Bibliophile Princess
虫かぶり姫 (Mushikaburi-hime)
- Drama
- Romance
- Episodes
- 12
- Duration
- 23 min per ep
- Aired
- Oct 6, 2022 to Dec 22, 2022
- Status
- Finished Airing
Synopsis
The Bernstein family has long been known among the nobility for valuing books above all else, and Elianna Bernstein—daughter of a baron in the Kingdom of Sauslind—embodies that reputation so completely she’s earned the nickname “Bibliophile Princess.”
Four years earlier, Crown Prince Christopher Selkirk Asherald proposed an unusual engagement: in exchange for becoming his fiancée and taking on the weight of that position, Elianna would be free to devote herself to reading, with the added lure of the royal archives at her fingertips. Convinced the arrangement is purely practical, she assumes there’s no romance involved—until she sees Christopher spending time with another young woman and fears her role is nearing its end. As doubts surface, the two begin to understand each other more clearly, and their carefully defined relationship starts to change in ways neither expected.
Otaku Consensus
Bibliophile Princess lands as a modestly received but clearly targeted court romance, reflected in its 6.88 MAL score and 67/100 AniList score: its strengths are Madhouse's composed visual polish, Tarou Iwasaki's restrained direction, and a tidy single-cour adaptation that makes etiquette, reading, and royal access feel dramatically meaningful. The early engagement-reassessment material is its most effective hook, while the most persistent limitation is that the same genteel pacing that gives the series its poise can make the political drama feel too muted for viewers expecting sharper intrigue.
Why You Should Watch
Watch Bibliophile Princess if you want court romance that treats literacy, reputation, and dynastic etiquette as real sources of power, not decorative background. It scratches the same itch as Snow White with the Red Hair for palace civility and patient affection, while its book-centered heroine gives it a gentler cousinhood with Ascendance of a Bookworm, minus the economic world-building grind and action escalation. The appeal is in watching a quiet noblewoman navigate rooms where every compliment, archive privilege, and family name carries political weight. Viewers who like loud confessions or rapid intrigue may find it too composed; viewers who prefer kuudere restraint, ojou-sama manners, and josei-leaning romance will appreciate how Madhouse and director Tarou Iwasaki let pauses, posture, and social codes do much of the talking.
Key Characters
- EElianna Bernstein
Elianna stands out as a romance heroine whose bookishness is not a cute accessory but a full social identity, tying her intelligence, noble reputation, and emotional reserve into one recognizable character type.

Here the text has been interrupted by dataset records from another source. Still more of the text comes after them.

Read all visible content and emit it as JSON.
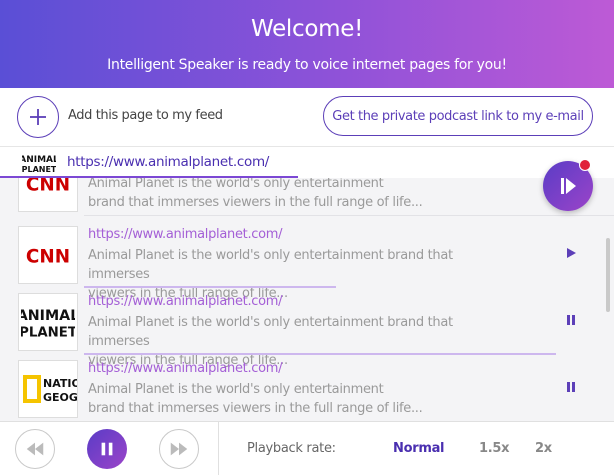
{
  "header": {
    "title": "Welcome!",
    "subtitle": "Intelligent Speaker is ready to voice internet pages for you!"
  },
  "actions": {
    "add_label": "Add this page to my feed",
    "podcast_label": "Get the private podcast link to my e-mail"
  },
  "current_page": {
    "url": "https://www.animalplanet.com/",
    "logo": "animal-planet-logo",
    "progress": 0.485
  },
  "list": {
    "items": [
      {
        "logo": "cnn-logo",
        "logo_text": "CNN",
        "url": "",
        "desc_line1": "Animal Planet is the world's only entertainment",
        "desc_line2": "brand that immerses viewers in the full range of life...",
        "control": "none"
      },
      {
        "logo": "cnn-logo",
        "logo_text": "CNN",
        "url": "https://www.animalplanet.com/",
        "desc_line1": "Animal Planet is the world's only entertainment brand that immerses",
        "desc_line2": "viewers in the full range of life...",
        "control": "play",
        "progress": 0.4
      },
      {
        "logo": "animal-planet-logo",
        "logo_text": "ANIMAL PLANET",
        "url": "https://www.animalplanet.com/",
        "desc_line1": "Animal Planet is the world's only entertainment brand that immerses",
        "desc_line2": "viewers in the full range of life...",
        "control": "pause",
        "progress": 0.97
      },
      {
        "logo": "national-geographic-logo",
        "logo_text": "NATIONAL GEOGRAPHIC",
        "url": "https://www.animalplanet.com/",
        "desc_line1": "Animal Planet is the world's only entertainment",
        "desc_line2": "brand that immerses viewers in the full range of life...",
        "control": "pause"
      }
    ]
  },
  "footer": {
    "rate_label": "Playback rate:",
    "rates": [
      "Normal",
      "1.5x",
      "2x"
    ],
    "active_rate": "Normal"
  },
  "colors": {
    "accent": "#5c3fb8",
    "header_start": "#5a4fd6",
    "header_end": "#bd5ad6",
    "link": "#a45fd6",
    "badge": "#e0203a"
  }
}
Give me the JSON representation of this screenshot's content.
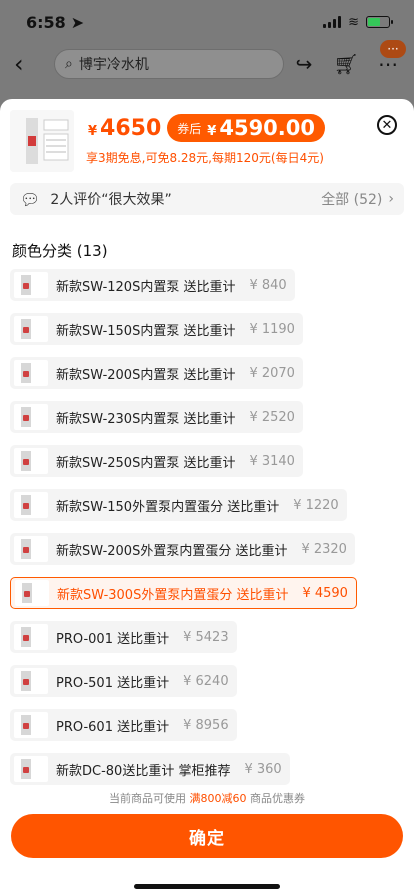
{
  "status_bar": {
    "time": "6:58"
  },
  "header": {
    "search_placeholder": "博宇冷水机",
    "more_badge": "···"
  },
  "product": {
    "price": "4650",
    "price_currency": "¥",
    "coupon_label": "券后",
    "coupon_price": "4590.00",
    "installment_text": "享3期免息,可免8.28元,每期120元(每日4元)"
  },
  "review": {
    "text": "2人评价“很大效果”",
    "all_label": "全部 (52)"
  },
  "options_title": "颜色分类 (13)",
  "options": [
    {
      "label": "新款SW-120S内置泵 送比重计",
      "price": "¥ 840",
      "selected": false
    },
    {
      "label": "新款SW-150S内置泵 送比重计",
      "price": "¥ 1190",
      "selected": false
    },
    {
      "label": "新款SW-200S内置泵 送比重计",
      "price": "¥ 2070",
      "selected": false
    },
    {
      "label": "新款SW-230S内置泵 送比重计",
      "price": "¥ 2520",
      "selected": false
    },
    {
      "label": "新款SW-250S内置泵 送比重计",
      "price": "¥ 3140",
      "selected": false
    },
    {
      "label": "新款SW-150外置泵内置蛋分 送比重计",
      "price": "¥ 1220",
      "selected": false
    },
    {
      "label": "新款SW-200S外置泵内置蛋分 送比重计",
      "price": "¥ 2320",
      "selected": false
    },
    {
      "label": "新款SW-300S外置泵内置蛋分 送比重计",
      "price": "¥ 4590",
      "selected": true
    },
    {
      "label": "PRO-001 送比重计",
      "price": "¥ 5423",
      "selected": false
    },
    {
      "label": "PRO-501 送比重计",
      "price": "¥ 6240",
      "selected": false
    },
    {
      "label": "PRO-601 送比重计",
      "price": "¥ 8956",
      "selected": false
    },
    {
      "label": "新款DC-80送比重计 掌柜推荐",
      "price": "¥ 360",
      "selected": false
    }
  ],
  "promo": {
    "prefix": "当前商品可使用",
    "highlight": "满800减60",
    "suffix": "商品优惠券"
  },
  "confirm_label": "确定",
  "colors": {
    "accent": "#ff5500",
    "price": "#ff4f00"
  }
}
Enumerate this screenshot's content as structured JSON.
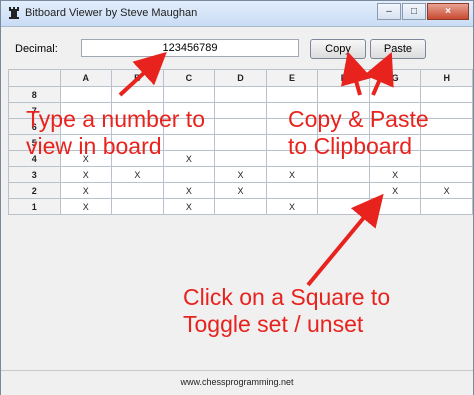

- CChristopher Selkirk Asherald
Christopher is framed less as a simple princely reward than as a royal figure whose affection, public role, and political obligations are inseparable.
What Makes It Stand Out
- 1
The production comes from Madhouse, but the studio's role here is not action spectacle; the anime leans into a polished, formal court-drama presentation shaped by Tarou Iwasaki's direction, Hitomi Yoshida's art direction, Harue Oono's color design, and Junko Sakai's photography work.
- 2
Mitsutaka Hirota's series composition fits the material into a completed 12-episode run, giving the anime a compact Fall 2022 structure rather than an open-ended promotional sampler.
- 3
Its AniList tag profile is unusually precise for a romance: Female Protagonist at 87%, Ojou-sama at 84%, Historical at 84%, Politics at 73%, Josei at 73%, and Royal Affairs at 66%, which signals a court-status romance more than a generic fantasy love story.
- 4
The title's bibliophile angle is more exact than the casual word 'bookworm': a bibliophile is specifically a lover or collector of books, especially valued for qualities such as format, printing, or binding, which matches the series' fascination with books as objects of culture and status.
- 5
MAL lists the anime simply under Drama and Romance with no formal theme category, while AniList users emphasize Marriage, Arranged Marriage, Politics, Royal Affairs, and Foreign setting tags, making it a stronger fit for viewers browsing by courtly social dynamics than by genre label alone.
Fun Facts & Trivia
- Fun fact 1
- Bibliophile Princess aired as a single cour from October 6, 2022 to December 22, 2022, finishing its television run within the Fall 2022 season.
- Fun fact 2
- The anime credits Yui for the original story and Satsuki Shiina for the original character design, with Mizuka Takahashi adapting the characters for animation.
- Fun fact 3
- The character design workload was split beyond the main designer: Shinichi Yoshikawa and Junko Abe are credited for sub character design, a notable detail for a series built around aristocratic costuming and courtly presentation.
- Fun fact 4
- The English term 'bibliophile' means a lover or collector of books, while 'bookworm' is often used more broadly for a voracious reader; that distinction gives the title a more refined, collector-minded nuance than the nickname alone suggests.
- Fun fact 5
- Its reception numbers show a niche rather than breakout hit: MAL lists it at 6.88 from 32,862 votes with popularity rank #2564, while AniList records 528 favourites.